Well, it still helps - you can OCR a book file yourself, even if you can't see; just a few clicks and then go do something more interesting. Scanning your own book is possible, but requires sitting there throughout.

Edit: http://1dollarscan.com/pricing.php says "OCR stands for Optical Character Recognition. The PDFs will contain the OCR text layer behind the images to make the text searchable and selectable." This service is labelled free so I guess you get it (or can get it) for each scan.


The video indicated that the binding for the book was being cut off. I suspect that will prevent students from borrowing books from the library, getting them scanned via this service, and returning them.

It is sad that many hundreds of thousands of hours have been wasted by students photocopying books :(


OTOH, it does make it fairly attractive for 5 or 10 or 20 students to buy one copy and have it scanned.


Yes. But you might as well get your book of some torrent site, then.


> I suspect that will prevent students from borrowing books from the library, getting them scanned via this service, and returning them.

Now I'm curious, how much does a library charge for a lost book?


Dont go down that road - please. If you "borrow" someones book you rob one person of the privilege of reading it in the future. If you pull the same stunt with a library book you potentially rob many people well into the future. For some reason libraries are very slow to replace lost books. I guess just knowing with good certainty that the book is actually gone for good rather than placed in the wrong section would be a tough nut to crack.


I wouldn't. But it's not like I'm the only person who would think of this. So, really - are lost book fines low enough to incentivize students to steal them, ship them to get scanned, and pay the fine?

Especially in the case of required textbooks.


The normal fee is the cost of the replacement and a processing fee (University of Maryland and most of the public libraries I have dealt with). When I was at the university they would accept a replacement that you bought, but still charge the processing fee to get it back on the shelf.


My alma mater charges a minimum of $40; standard books look to be $104: http://www.lib.uwaterloo.ca/borrowing/sanctions.html


At the university library I work at its minimum $65 replacement charge depending on the actual replacement cost plus a $15 processing fee.


From my experience replacement value plus some extra fixed fee is common. So you might as well just purchase the book. That's cheaper.


It's alot quicker and less error prone to scan a stack of pages vs turning pages in a book.

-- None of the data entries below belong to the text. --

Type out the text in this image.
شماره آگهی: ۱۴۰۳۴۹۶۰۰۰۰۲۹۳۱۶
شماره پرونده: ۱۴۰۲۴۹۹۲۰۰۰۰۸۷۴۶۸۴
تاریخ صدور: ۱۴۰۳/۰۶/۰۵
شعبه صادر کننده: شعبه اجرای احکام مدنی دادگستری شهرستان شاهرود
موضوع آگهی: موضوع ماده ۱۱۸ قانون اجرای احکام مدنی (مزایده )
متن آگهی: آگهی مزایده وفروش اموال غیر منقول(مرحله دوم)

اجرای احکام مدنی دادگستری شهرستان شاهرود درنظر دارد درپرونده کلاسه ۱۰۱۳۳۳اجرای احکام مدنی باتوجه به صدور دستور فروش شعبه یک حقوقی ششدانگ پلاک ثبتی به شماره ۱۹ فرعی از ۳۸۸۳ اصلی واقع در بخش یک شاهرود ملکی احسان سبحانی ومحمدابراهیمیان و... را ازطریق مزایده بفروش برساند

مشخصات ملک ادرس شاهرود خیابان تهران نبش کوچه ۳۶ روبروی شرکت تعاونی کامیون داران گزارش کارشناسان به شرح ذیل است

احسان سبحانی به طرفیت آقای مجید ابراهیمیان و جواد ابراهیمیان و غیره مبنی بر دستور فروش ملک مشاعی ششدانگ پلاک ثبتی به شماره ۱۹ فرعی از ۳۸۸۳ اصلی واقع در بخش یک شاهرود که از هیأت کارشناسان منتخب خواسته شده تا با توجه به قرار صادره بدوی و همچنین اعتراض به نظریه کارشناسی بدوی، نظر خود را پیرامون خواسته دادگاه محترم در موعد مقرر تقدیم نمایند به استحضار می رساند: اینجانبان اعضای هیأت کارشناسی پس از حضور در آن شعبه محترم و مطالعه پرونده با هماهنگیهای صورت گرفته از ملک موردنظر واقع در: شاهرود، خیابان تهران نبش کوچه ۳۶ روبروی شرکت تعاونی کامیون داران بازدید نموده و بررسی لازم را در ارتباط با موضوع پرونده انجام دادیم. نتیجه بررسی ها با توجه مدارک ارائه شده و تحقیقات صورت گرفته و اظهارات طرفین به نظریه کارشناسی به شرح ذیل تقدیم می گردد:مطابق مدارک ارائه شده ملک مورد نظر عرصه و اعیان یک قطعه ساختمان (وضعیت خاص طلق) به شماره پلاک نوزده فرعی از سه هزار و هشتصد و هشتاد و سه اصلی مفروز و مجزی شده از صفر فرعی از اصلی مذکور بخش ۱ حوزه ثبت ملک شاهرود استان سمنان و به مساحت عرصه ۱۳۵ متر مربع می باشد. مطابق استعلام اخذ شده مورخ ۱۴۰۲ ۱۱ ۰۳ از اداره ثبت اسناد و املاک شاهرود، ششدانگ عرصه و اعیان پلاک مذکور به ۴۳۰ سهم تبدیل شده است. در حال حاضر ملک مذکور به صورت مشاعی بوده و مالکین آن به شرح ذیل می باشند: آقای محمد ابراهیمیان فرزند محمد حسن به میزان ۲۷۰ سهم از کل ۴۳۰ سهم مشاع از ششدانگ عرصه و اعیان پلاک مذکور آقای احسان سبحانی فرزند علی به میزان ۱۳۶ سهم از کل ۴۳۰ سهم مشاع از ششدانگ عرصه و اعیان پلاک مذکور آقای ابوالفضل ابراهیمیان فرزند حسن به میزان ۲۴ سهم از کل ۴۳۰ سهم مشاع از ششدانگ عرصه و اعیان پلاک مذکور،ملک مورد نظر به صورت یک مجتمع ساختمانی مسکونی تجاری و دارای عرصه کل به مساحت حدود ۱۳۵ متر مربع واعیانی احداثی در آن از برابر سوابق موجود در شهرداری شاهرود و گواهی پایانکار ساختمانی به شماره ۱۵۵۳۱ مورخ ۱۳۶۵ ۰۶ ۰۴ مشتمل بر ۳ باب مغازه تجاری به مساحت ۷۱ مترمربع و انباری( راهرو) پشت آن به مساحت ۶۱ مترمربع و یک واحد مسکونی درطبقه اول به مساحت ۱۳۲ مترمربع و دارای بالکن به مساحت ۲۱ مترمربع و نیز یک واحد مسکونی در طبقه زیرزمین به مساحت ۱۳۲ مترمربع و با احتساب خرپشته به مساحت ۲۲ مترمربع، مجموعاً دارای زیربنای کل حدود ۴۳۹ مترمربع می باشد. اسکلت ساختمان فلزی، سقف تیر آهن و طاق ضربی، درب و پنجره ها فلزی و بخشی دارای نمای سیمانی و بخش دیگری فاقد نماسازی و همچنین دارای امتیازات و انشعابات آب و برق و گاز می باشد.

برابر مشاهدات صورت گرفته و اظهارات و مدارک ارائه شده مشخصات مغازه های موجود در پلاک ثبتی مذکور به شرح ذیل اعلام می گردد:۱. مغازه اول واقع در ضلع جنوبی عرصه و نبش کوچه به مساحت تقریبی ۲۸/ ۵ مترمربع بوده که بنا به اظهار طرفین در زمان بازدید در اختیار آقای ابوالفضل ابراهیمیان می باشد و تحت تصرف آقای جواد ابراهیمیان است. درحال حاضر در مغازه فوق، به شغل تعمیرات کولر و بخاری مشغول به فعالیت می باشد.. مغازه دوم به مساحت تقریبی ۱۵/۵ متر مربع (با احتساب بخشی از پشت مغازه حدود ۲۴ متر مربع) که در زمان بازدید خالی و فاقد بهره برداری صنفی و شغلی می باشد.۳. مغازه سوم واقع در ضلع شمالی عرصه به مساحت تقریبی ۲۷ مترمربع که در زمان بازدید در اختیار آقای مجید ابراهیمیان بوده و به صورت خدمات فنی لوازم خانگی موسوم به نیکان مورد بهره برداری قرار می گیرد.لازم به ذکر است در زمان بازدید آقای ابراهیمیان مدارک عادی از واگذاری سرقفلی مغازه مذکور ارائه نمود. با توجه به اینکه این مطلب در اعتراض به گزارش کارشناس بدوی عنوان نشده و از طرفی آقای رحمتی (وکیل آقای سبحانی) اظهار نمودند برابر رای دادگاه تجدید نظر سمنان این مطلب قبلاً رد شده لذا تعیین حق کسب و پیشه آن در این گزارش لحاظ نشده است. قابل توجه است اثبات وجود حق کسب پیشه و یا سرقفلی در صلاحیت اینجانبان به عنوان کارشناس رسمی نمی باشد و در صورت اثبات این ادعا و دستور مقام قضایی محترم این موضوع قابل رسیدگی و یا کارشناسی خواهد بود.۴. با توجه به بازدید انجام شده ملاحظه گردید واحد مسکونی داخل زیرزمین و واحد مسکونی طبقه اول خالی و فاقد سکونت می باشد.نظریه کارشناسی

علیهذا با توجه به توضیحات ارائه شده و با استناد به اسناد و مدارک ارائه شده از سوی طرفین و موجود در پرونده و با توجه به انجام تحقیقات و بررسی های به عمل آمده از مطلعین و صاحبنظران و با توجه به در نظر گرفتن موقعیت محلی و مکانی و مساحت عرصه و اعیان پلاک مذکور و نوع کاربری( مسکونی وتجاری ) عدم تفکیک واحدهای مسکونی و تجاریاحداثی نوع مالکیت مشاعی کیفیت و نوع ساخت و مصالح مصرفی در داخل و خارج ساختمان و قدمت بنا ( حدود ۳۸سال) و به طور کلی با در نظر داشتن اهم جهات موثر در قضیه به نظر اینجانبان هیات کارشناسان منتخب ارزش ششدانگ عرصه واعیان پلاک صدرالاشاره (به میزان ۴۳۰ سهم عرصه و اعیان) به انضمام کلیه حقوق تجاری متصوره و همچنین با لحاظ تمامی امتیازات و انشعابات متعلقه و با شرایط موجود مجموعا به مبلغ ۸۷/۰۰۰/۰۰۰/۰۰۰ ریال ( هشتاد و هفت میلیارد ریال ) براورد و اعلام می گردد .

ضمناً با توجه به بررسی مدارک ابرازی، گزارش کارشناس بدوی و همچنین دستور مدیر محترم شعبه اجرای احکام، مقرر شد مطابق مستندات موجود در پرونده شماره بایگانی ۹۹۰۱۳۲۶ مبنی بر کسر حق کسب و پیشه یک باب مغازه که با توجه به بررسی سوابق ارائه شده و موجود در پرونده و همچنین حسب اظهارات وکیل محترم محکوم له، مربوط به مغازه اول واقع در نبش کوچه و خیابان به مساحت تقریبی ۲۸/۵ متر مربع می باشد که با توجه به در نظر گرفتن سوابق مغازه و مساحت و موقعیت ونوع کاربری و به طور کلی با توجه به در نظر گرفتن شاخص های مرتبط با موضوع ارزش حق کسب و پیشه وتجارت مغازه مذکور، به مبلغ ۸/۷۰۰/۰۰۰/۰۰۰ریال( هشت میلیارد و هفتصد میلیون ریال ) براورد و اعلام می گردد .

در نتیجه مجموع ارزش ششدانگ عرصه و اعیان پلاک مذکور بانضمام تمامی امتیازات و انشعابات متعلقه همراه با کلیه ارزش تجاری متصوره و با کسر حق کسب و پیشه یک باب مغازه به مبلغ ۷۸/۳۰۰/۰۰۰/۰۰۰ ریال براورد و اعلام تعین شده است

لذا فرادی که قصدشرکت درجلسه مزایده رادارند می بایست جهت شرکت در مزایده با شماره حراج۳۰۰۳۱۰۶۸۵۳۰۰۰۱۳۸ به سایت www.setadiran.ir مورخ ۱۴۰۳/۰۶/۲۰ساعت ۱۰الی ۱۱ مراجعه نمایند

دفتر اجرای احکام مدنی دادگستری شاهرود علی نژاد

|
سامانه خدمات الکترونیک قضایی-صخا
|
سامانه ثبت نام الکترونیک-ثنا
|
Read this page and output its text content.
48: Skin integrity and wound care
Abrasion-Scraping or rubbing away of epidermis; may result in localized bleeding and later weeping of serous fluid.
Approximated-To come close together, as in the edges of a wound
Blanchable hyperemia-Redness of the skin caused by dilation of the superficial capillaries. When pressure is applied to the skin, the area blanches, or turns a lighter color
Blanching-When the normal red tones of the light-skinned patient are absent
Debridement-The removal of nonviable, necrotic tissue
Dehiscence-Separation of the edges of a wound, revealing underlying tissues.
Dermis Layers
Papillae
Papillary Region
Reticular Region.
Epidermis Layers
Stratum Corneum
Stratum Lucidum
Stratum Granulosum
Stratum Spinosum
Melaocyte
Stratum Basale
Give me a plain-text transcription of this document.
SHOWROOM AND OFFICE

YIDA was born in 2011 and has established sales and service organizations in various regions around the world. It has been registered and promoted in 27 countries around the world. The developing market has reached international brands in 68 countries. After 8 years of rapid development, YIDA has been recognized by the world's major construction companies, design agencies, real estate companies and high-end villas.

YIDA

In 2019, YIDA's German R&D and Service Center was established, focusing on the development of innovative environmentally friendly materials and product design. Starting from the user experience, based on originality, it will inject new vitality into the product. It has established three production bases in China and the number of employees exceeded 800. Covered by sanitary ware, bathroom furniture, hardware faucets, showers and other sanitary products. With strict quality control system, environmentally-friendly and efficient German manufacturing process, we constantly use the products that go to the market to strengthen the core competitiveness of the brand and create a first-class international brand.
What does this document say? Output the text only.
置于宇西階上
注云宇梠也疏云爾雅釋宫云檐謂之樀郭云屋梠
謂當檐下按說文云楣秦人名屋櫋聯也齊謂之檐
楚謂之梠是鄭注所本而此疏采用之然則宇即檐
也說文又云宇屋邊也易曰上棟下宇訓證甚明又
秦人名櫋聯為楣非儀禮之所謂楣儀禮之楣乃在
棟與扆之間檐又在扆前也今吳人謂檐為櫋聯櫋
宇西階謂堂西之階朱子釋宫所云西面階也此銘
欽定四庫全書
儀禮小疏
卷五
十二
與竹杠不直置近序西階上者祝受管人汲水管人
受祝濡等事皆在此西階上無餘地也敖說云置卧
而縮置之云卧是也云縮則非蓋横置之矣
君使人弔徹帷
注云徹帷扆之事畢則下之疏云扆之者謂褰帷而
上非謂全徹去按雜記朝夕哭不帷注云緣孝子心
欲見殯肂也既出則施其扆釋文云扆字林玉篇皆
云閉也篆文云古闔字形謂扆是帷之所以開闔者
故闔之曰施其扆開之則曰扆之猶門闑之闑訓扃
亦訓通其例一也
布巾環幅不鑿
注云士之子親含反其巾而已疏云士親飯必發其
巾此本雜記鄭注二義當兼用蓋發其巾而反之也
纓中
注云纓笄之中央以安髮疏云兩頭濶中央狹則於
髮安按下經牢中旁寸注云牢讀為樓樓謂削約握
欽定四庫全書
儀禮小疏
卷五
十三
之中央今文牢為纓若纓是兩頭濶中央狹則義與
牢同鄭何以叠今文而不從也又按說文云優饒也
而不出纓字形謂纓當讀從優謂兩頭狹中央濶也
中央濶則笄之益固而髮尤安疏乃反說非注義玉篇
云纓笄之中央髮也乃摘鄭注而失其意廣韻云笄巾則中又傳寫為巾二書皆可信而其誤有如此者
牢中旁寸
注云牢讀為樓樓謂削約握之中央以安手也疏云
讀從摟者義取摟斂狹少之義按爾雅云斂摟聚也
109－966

I run a photo scanning company in Canada (http://photoscanning.ca) and I was seriously surprised at the number of people asking for this service. I get a ton of teachers that are looking to have their material on their laptop instead of lugging everything around, students wanting their texts on their iPads, etc. We haven't officially done it yet as I hadn't looked into the copyright issue as much as I should, but may in the future.

The digital photography method is certainly less destructive, but hugely more expensive & time consuming. A $15,000 scanner can do 120+ sheets per minute... The pricing for book pages seems very solid (keep in mind that scanning is quoted in impressions, so your 100 sheets is 50 pages double sided, if I'm not mistaken)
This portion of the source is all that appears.